Inadequate rotation availability may require alterations to the historical practice of completing all, or nearly all, core rotations first. Limited core rotation availability may, in fact, require educators to rethink how clinical experiences are delivered.

It will likely be challenging to define what constitutes an “adequate” clinical experience. Students will be particularly concerned that any make-up time may have a negative impact on fourth-year rotation experiences. Academic counseling will be an important part of determining appropriate make-up experiences.

Decisions regarding medical students returning to the clinical learning environment should be made in a manner that will ultimately create as equitable of a learning experience as possible for all, with the intention of preparing them for a role on the health care team that is appropriate for a learner and for future practice. 

Curriculum Design

The clinical education curriculum may require significant modifications now and into the foreseeable future. Students may need to complete an alternative curriculum pathway to assure necessary clinical experiences for them. Keeping students in a learning mode and maintaining a clinical focus while incorporating online core rotations will likely be difficult.

Most COMs have moved forward with developing online rotations that include core rotations. Defining competency for experiences missed will be key and it will likely need to be defined without adding rotations or rescheduling any core rotation time.
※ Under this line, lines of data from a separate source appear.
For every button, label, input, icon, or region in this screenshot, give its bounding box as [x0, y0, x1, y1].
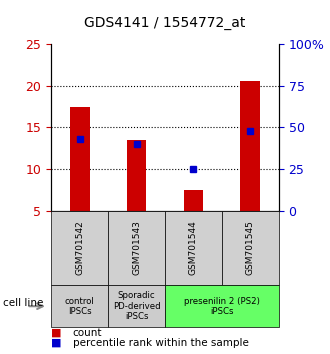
Bar — [183, 190, 203, 211]
Text: GSM701544: GSM701544 — [189, 221, 198, 275]
Text: GSM701545: GSM701545 — [246, 220, 255, 275]
Text: ■: ■ — [51, 328, 62, 338]
Bar — [241, 81, 260, 211]
Text: cell line: cell line — [3, 298, 44, 308]
Bar — [70, 107, 89, 211]
Text: presenilin 2 (PS2)
iPSCs: presenilin 2 (PS2) iPSCs — [184, 297, 260, 316]
Text: control
IPSCs: control IPSCs — [65, 297, 94, 316]
Text: GSM701542: GSM701542 — [75, 221, 84, 275]
Text: count: count — [73, 328, 102, 338]
Bar — [127, 140, 147, 211]
Text: GDS4141 / 1554772_at: GDS4141 / 1554772_at — [84, 16, 246, 30]
Text: Sporadic
PD-derived
iPSCs: Sporadic PD-derived iPSCs — [113, 291, 160, 321]
Text: percentile rank within the sample: percentile rank within the sample — [73, 338, 248, 348]
Text: GSM701543: GSM701543 — [132, 220, 141, 275]
Text: ■: ■ — [51, 338, 62, 348]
Student exposure to learning objectives, faculty use of assessment tools, and involvement with patient care may be different than in the past.

Alternative approaches for core (third-year) rotations that will look different and may provide a different level of experience should be considered. Although there may be a perception by students that this modified approach is “less than adequate” in comparison to their peers, it may prove to be an advance toward competency-based education.

Consideration should be given to how core clinical experiences might be ‘re-mixed’ to maximize time where gaps previously existed (days off from service, short days, no weekends, etc.). The use of a longitudinal competency portfolio may also be of value as students are asked to have increased ownership for completing their education—especially in this varied environment.

Telehealth and virtual visits have now become accepted by patients, payers and providers. Their ideal role in the learning environment is unclear. Providers of the future will certainly need to be well-informed and proficient in delivering this type of care. There are limitations, but a comprehensive curriculum for telehealth will be required upon returning to the CLE.


Without question, the COVID-19 public health crisis has significantly altered medical education efforts and will continue to do so. As stated in the beginning, this information is intended to ensure student safety is considered as COMs work to create a clinical learning environment that is as equitable as possible for all involved, depending on factors such as geographic location and others. It should be noted that further disruptions are likely, but AACOM, member COM Deans and other leaders are working diligently to address challenges as they arise. Communication remains a high priority, especially with students.

As such, AACOM will continue to work closely with organizations comprising the osteopathic community (AOA, NBOME, specialty colleges, etc.) and other national organizations involved with medical education across the continuum (AAMC, ACGME, FSMB, CPA, etc.).